High tea is not a party though. It's a meal - one of the many in the English day. Afternoon tea on the other hand, as it developed became more of a party, although it did start out as a meal - specifically a meal to reduce the hunger pangs of the Duchess of Bedford in the 1840s, who found that it was too long between an early lunch and dinner at 8.00 to go without food. So she had some bread and butter (maybe the recently invented sandwiches), and cake and some tea brought to her room every afternoon around 4 or 5 o'clock. She soon began inviting friends and the fashion rapidly spread.

Initially it was not as elaborate as it later became. Mrs. Beeton, writing later in the 19th century decreed:

"Afternoon tea should be provided, fresh supplies, with thin bread-and-butter, fancy pastries, cakes, etc., being brought in as other guests arrive." Isabella Beeton

Mind you she doesn't really specify what those fresh supplies might be. In any event it rapidly became a proper party - albeit a party that may have happened on a daily basis. Both at home and in the newly flourishing tea rooms. For tea became cheaper and within the reach of just about everyone.

And it wasn't just for women. Men came too and if they didn't conform to the proper etiquette - holding the cup the wrong way for example - it could mean being crossed off the list as a suitable suitor.

Or children's birthday parties were sort of tea parties - including the tea - which I used to dread, because I didn't, still don't, like tea, but had to drink it out of politeness. And tea parties were such a delight and so special that small children used to play at tea parties - I'm sure they still do as one of their 'pretend' kind of games.

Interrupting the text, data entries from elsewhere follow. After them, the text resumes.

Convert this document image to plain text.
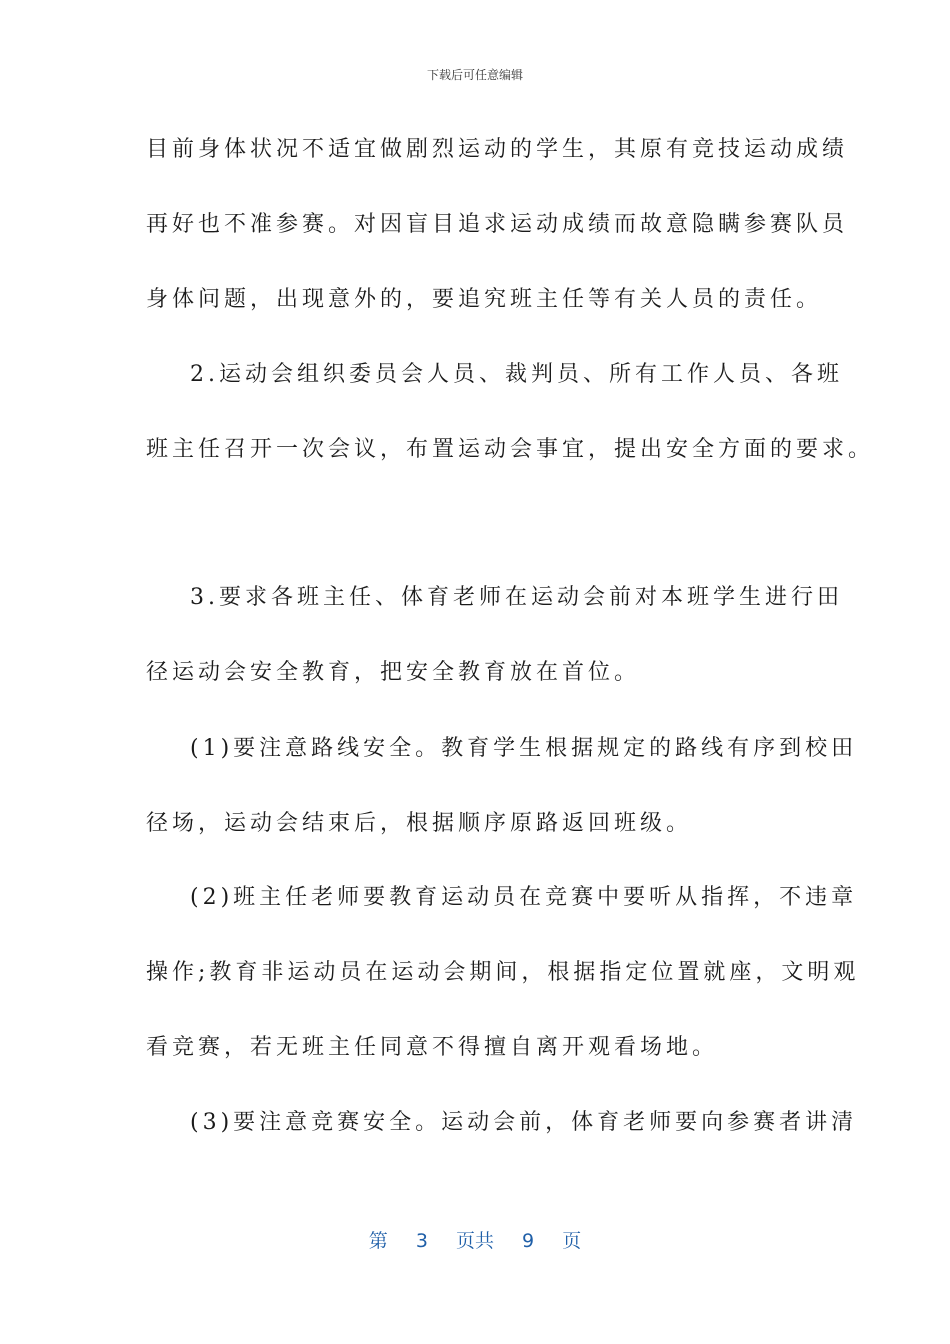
下载后可任意编辑
目前身体状况不适宜做剧烈运动的学生，其原有竞技运动成绩
再好也不准参赛。对因盲目追求运动成绩而故意隐瞒参赛队员
身体问题，出现意外的，要追究班主任等有关人员的责任。
2.运动会组织委员会人员、裁判员、所有工作人员、各班
班主任召开一次会议，布置运动会事宜，提出安全方面的要求。
3.要求各班主任、体育老师在运动会前对本班学生进行田
径运动会安全教育，把安全教育放在首位。
(1)要注意路线安全。教育学生根据规定的路线有序到校田
径场，运动会结束后，根据顺序原路返回班级。
(2)班主任老师要教育运动员在竞赛中要听从指挥，不违章
操作;教育非运动员在运动会期间，根据指定位置就座，文明观
看竞赛，若无班主任同意不得擅自离开观看场地。
(3)要注意竞赛安全。运动会前，体育老师要向参赛者讲清
第 3 页共 9 页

Tea parties after all are not just about the food. They are social occasions. A time to exchange gossip, to relax away from the toils of everyday life, and to just chill out. Although you would have to wonder if all the etiquette involved didn't put a bit of stress into the occasion for some.

When I was looking for pictures for tea parties, I found that most of them were of outdoor parties - even the fictional ones, such as the Mad Hatter's Tea Party and Christopher Robin's birthday party for Pooh.

So when I found this quote I thought it was really quite apt.

"Tea to the English is really a picnic indoors." Alice Walker

Well the weather is not really up to outdoor tea parties as often in England as it is here. And there is something similar to a picnic in a tea party, but the picnic doesn't tend to have the bone china, or the silver service and the doilies does it?

Sometimes it's not even a party in the sense that people have been invited, it's just something that one does at a certain time in the day - most likely around 3 or 4 o'clock I think. A time out. Me time.

“There are few hours in life more agreeable than the hour dedicated to the ceremony known as afternoon tea.” Henry James

And it doesn't have to be elaborate. And indeed these days, it often isn't - a cup of tea and a biscuit - or here in Australia - a vanilla slice.

I was going to digress into the Boston Tea Party and the current political faction called The Tea Party, but I won't. I am running out of time and besides those are both very depressing. Afternoon tea is a romantic and comforting thing. A wonderful thing indeed. I should start making scones and cup cakes and stop for a cup of tea - no coffee in my case - and a bite of something sweet in the afternoon. Or I should just invite all my friends around for a proper afternoon tea party. But I think I'll wait until the miserable weather has gone.

"In nothing more is the English genius for domesticity more notably declared than in the institution of this festival-almost one may call it-of afternoon tea...the mere chink of cups and saucers tunes the mind to happy repose."